Namun, tidak. Ia tidak langsung pergi dari tempat itu ketika menemukan sebuah foto yang masih terbuka di ponsel Woojin.
Aku pernah tau wajah itu.
"Mereka yang buatmu sejak tadi membuatmu memperhatikan handphone?" Tangan Jihoon meraih benda yang tergeletak di atas kasur.
"Hoon, jangan diambil!" Sahabatnya dengan segera beranjak dari kursi dan mencoba merebut benda miliknya dari tangan Jihoon.
Tapi percuma. Jihoon sudah melihatnya. Cahaya yang terpancarkan dari ponsel sangat jelas menyorot mata Jihoon yang dipenuhi kebingungan. Lelaki itu terdiam dalam waktu yang cukup lama, sambil masih memegangi dan memandangi foto itu.
"Kan sudah kubilang, kau tak perlu lihat," ucap Woojin seraya meraih kembali ponselnya dengan paksa, sementara Jihoon masih melamun.

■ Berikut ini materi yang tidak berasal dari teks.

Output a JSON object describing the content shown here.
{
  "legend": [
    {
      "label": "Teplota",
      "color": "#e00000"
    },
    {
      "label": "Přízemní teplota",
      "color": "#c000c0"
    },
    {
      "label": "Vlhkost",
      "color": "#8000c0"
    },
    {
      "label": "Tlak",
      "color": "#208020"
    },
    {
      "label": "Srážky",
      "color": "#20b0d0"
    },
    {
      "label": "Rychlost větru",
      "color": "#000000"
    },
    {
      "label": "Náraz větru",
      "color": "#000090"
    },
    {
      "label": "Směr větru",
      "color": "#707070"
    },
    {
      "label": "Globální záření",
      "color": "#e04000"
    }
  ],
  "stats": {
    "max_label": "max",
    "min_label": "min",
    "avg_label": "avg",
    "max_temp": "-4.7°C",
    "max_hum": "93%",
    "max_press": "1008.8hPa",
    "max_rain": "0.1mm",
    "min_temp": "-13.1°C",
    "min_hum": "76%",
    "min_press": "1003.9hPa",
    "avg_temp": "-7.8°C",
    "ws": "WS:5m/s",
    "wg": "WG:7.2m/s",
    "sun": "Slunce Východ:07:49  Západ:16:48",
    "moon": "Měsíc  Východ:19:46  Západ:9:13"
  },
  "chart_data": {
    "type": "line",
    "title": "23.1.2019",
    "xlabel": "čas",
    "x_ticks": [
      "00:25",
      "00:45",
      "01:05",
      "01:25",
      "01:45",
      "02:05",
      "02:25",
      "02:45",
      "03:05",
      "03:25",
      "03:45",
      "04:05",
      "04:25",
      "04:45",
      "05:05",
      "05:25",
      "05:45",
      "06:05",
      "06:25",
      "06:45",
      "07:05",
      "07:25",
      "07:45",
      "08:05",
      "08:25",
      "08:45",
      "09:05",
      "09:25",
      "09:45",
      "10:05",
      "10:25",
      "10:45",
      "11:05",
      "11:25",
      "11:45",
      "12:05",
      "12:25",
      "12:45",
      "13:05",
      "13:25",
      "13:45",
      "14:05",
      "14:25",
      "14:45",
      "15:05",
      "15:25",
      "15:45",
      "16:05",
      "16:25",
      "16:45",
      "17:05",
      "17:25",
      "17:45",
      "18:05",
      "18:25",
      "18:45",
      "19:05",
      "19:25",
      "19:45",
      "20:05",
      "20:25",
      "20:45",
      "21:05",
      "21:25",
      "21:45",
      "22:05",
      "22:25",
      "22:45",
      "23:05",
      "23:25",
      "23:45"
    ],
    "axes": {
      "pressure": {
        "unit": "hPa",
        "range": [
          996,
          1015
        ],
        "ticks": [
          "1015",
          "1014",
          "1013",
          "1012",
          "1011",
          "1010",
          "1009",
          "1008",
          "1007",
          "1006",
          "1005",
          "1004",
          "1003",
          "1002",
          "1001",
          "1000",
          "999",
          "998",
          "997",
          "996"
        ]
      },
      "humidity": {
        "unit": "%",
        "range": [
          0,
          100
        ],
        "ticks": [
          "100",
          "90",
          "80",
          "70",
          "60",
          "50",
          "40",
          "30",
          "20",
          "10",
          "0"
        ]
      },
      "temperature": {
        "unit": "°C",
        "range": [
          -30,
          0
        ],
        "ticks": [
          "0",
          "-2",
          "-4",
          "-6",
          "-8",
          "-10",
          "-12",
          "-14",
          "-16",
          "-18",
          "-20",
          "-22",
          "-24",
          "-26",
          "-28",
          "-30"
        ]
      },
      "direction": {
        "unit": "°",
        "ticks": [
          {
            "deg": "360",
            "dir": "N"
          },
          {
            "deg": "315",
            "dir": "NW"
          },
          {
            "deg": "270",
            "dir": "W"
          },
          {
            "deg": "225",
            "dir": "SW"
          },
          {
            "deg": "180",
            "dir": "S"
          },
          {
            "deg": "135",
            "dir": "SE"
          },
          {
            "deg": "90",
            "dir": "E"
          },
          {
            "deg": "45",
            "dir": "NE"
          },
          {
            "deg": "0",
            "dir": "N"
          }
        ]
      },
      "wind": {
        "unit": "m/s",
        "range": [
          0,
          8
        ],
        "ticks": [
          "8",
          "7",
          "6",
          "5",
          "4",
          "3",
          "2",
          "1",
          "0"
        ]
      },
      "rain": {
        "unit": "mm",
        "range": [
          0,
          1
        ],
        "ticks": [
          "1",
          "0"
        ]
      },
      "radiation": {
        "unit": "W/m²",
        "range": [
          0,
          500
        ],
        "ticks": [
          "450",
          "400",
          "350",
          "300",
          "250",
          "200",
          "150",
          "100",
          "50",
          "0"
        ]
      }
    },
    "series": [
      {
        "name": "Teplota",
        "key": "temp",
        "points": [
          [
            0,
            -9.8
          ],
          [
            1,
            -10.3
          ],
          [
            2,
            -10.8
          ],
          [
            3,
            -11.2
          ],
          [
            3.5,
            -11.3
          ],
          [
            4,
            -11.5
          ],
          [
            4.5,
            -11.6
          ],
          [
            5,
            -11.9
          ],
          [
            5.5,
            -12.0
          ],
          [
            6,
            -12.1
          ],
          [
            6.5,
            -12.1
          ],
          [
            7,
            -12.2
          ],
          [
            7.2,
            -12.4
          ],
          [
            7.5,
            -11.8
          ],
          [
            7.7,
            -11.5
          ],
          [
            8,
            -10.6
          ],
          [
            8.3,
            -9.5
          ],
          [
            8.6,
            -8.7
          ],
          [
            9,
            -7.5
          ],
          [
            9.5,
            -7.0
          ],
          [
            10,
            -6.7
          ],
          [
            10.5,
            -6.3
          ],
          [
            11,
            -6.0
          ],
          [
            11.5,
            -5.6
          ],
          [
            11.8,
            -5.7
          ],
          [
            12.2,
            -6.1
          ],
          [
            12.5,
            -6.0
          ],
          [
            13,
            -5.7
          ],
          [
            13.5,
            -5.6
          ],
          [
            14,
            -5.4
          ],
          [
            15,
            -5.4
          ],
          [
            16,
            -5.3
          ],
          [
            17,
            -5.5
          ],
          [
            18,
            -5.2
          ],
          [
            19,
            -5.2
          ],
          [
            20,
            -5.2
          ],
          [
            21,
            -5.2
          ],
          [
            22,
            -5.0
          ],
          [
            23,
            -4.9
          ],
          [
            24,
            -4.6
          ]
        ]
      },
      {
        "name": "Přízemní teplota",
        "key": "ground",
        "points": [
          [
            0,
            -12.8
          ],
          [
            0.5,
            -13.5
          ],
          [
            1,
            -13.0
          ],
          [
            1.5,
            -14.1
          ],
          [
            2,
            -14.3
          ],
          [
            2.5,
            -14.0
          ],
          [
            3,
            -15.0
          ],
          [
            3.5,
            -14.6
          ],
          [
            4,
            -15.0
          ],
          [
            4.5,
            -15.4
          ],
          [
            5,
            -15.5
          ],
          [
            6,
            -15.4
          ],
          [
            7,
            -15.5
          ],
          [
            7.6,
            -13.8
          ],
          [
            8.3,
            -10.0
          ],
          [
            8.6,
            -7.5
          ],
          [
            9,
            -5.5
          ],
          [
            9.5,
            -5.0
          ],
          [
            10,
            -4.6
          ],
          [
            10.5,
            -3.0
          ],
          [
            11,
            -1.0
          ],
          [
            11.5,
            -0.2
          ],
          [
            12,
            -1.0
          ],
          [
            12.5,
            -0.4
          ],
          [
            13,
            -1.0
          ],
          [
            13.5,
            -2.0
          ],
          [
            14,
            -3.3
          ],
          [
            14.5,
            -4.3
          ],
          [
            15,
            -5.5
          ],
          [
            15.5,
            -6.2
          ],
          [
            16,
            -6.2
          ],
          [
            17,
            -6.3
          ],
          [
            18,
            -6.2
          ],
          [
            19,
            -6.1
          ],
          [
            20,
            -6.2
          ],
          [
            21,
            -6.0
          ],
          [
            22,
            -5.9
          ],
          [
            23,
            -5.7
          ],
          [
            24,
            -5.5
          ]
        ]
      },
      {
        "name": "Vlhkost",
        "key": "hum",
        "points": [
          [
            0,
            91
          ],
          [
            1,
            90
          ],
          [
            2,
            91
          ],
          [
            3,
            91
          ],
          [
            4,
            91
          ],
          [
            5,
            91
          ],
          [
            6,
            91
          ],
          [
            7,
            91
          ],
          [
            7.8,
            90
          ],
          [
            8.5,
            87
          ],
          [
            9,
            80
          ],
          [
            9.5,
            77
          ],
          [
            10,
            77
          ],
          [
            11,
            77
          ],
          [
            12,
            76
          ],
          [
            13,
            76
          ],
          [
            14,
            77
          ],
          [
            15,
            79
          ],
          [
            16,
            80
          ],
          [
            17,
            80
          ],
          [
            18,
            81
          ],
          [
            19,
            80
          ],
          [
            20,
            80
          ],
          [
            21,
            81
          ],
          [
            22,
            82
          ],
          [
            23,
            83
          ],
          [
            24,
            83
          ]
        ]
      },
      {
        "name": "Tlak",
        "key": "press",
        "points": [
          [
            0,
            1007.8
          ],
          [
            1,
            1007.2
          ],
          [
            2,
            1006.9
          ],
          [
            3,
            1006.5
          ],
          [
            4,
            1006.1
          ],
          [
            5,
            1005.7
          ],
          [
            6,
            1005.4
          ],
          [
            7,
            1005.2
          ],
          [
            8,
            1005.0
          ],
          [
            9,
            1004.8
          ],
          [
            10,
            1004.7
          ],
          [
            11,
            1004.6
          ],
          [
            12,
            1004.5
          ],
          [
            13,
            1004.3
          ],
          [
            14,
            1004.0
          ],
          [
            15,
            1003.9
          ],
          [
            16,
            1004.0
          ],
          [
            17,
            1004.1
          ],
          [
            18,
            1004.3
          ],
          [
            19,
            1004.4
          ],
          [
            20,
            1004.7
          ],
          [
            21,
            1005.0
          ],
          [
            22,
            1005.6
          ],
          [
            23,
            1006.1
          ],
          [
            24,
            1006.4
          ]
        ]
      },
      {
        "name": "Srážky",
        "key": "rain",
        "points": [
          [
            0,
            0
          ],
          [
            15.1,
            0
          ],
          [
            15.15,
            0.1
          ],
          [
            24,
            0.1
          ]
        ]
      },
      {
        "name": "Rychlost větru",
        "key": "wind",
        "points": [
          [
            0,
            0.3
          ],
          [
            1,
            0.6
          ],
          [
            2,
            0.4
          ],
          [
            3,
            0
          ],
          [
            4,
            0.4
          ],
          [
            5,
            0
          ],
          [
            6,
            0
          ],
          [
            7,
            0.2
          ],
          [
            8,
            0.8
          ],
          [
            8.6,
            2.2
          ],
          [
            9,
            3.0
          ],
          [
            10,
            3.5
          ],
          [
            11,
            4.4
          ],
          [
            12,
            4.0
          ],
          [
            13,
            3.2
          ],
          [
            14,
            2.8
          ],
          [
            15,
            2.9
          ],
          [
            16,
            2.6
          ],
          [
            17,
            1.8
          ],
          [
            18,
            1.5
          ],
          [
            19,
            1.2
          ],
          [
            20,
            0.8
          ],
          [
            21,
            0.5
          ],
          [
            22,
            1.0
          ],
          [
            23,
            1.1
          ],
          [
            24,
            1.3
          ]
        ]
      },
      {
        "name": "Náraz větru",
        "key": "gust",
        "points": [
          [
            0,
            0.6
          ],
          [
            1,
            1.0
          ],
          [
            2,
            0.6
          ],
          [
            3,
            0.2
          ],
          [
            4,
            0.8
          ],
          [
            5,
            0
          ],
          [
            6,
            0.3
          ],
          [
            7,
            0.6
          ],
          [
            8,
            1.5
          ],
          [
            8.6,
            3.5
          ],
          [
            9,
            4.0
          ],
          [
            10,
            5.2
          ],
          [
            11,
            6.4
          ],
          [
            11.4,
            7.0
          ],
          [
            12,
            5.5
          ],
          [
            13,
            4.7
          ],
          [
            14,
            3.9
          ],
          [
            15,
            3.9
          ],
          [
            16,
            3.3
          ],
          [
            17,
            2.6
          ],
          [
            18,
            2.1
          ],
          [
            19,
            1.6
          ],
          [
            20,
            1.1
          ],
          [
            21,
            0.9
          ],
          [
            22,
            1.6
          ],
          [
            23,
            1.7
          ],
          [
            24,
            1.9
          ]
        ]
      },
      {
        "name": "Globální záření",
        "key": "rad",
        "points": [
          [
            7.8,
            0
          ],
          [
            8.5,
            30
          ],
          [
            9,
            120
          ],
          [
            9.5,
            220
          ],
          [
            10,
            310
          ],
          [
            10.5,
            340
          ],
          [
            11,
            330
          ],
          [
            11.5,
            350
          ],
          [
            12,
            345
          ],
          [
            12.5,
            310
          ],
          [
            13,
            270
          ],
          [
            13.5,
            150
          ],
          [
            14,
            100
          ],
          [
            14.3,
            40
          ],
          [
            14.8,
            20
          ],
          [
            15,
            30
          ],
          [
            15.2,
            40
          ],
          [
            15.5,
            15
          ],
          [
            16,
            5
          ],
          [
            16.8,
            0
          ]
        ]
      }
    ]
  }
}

"Foto dari mana itu?" tanya Jihoon.
"Yojoung yang mengirimnya. Kau tidak perlu terlalu memikirkannya."
Jihoon tertawa getir usai berdiam diri begitu lama. "Hah, ternyata dia benar. Dia memang tidak pernah berjanji untuk kembali."
"Perempuan di dunia ini bukan hanya Hana. Sudahlah."
"Aku tau dan kau benar."
"Sekarang, lupakan Hana dan mari kita makan tteokbokki!" ajak Woojin sambil menarik tangan Jihoon.
Biasanya mood lelaki itu akan membaik jika sudah makan. Namun, Woojin juga tahu kalau masalah kali ini berbeda. Seseorang yang selalu ditunggunya, bahkan sampai bertahun-tahun, memberikan ujung penantian yang perih.
Jihoon menerima ajakan Woojin dengan semangat, tapi hanya melihat raut wajahnya saja sudah dapat tertebak. Ia menyembunyikan rasa kecewa. Semangatnya hanya topeng.
"Kau tunggu apa? Jangan sampai nanti merengek karena jatah makananmu kuhabiskan, ya!" pekik Jihoon yang sudah lebih dulu berjalan ke luar kamar.
Lelaki itu tertawa, berniat untuk meledek sahabatnya, tapi justru lebih terlihat dipaksakan.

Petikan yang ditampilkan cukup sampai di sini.